Hertha Thiele emigrated to Switzerland on January 30, 1937. There she worked in a laboratory for film technology, then as a domestic servant. It wasn't until 1942 that she got a contract at the Stadttheater Bern, where she first appeared on stage as an actress (in Hauptmann's "Fuhrmann Henschel" and the European premiere of Thornton Wilder's "Our Town"), but then only as a prompter.

In 1949, Hertha Thiele moved to the GDR with her second husband, the Swiss Wolfgang Wohlgemuth, out of political conviction. She worked for Berlin Radio, but her attempt to build a theater together with her exiled colleague Robert Trösch failed. In 1951 she returned to Switzerland. There she got an engagement at a private theater in Bern in 1952, but was cast in only two productions before she left in 1955. Through a friend, Thiele began working as an auxiliary nurse in psychiatry. She continued to practice this profession in France as well, when she tried in vain to gain a foothold in the film industry there in 1957.

It was only through a "stroke of luck" that Thiele was able to work as an actress again years later: during a visit to her sister in the GDR in 1965, she suffered a fracture of her upper arm, which initially prevented her from returning to Switzerland. During her convalescence, she was noticed by GDR television, which dedicated the portrait film "Wiedersehen mit Hertha Thiele" to her. This in turn brought her the title role in Brecht's "Die Mutter" at the Magdeburger Bühnen, followed by an engagement at the Städtisches Theater Leipzig. Thiele remained in the GDR. From 1968-79 she was a permanent member of the German television ensemble. However, she was only given small roles, mostly as workers' wives and mothers.

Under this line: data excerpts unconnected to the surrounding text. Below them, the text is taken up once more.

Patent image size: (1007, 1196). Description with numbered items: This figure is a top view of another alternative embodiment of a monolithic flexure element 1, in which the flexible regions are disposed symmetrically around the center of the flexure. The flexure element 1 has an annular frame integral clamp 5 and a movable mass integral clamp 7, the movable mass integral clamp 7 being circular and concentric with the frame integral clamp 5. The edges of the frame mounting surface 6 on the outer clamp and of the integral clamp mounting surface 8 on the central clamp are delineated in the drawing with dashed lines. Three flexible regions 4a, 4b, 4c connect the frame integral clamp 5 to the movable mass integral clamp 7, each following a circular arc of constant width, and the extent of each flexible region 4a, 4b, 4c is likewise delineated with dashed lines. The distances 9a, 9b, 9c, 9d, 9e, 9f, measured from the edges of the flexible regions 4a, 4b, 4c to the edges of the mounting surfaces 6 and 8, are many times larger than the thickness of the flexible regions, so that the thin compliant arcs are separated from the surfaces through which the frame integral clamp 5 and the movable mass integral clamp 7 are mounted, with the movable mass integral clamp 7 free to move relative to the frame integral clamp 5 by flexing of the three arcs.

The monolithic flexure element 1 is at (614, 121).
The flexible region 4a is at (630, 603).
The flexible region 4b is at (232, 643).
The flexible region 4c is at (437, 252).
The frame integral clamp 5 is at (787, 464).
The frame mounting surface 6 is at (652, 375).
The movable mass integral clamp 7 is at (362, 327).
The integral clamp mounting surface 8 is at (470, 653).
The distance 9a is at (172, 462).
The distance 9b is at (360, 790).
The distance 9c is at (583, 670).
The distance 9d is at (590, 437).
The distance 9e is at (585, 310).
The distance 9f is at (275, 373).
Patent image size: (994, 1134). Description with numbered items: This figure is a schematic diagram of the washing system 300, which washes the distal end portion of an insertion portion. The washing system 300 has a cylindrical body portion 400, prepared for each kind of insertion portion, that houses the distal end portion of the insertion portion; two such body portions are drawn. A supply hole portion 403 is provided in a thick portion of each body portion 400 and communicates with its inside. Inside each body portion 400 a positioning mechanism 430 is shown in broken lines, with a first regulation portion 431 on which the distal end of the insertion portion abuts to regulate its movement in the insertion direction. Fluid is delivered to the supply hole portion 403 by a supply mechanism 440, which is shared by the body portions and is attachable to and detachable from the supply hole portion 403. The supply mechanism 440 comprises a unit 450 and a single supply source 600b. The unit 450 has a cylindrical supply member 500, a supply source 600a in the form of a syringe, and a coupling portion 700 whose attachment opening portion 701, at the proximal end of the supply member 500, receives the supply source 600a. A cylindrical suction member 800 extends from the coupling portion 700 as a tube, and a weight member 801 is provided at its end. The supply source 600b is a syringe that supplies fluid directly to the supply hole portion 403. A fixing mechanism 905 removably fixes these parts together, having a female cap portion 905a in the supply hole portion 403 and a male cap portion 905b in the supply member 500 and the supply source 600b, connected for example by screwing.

She rarely appeared in DEFA cinema productions. One of her most important roles in her old age was in Lothar Warneke's "Die unverbesserliche Barbara" (GDR 1976), as a mother who sides with her strong, emancipated daughter-in-law in the divorce of her son. In Siegfried Kühn's "Don Juan, Karl-Liebknecht-Str. 78" (GDR 1980), she played an old opera singer who ridicules the film's protagonist, a self-absorbed director, in a night bar - Thiele only had this one scene, but it is one of the most striking in the film. 

With students from the Babelsberg film academy, she shot the highly acclaimed short film "Insel im See" in 1980. In it, she embodied an old woman who hid a prisoner of war on an island during the Nazi era, was imprisoned for it and now, decades after the end of the war, still rows food and cigarettes to the island. It was Thiele's last appearance in front of the camera. 

In 1983, the Berlinale organized the retrospective "Exile - Six Actors from Germany", which was also dedicated to Hertha Thiele - an actress who, due to historical circumstances, was never really able to make the most of her great talent.

Hertha Thiele died in East Berlin on 5 August 1984.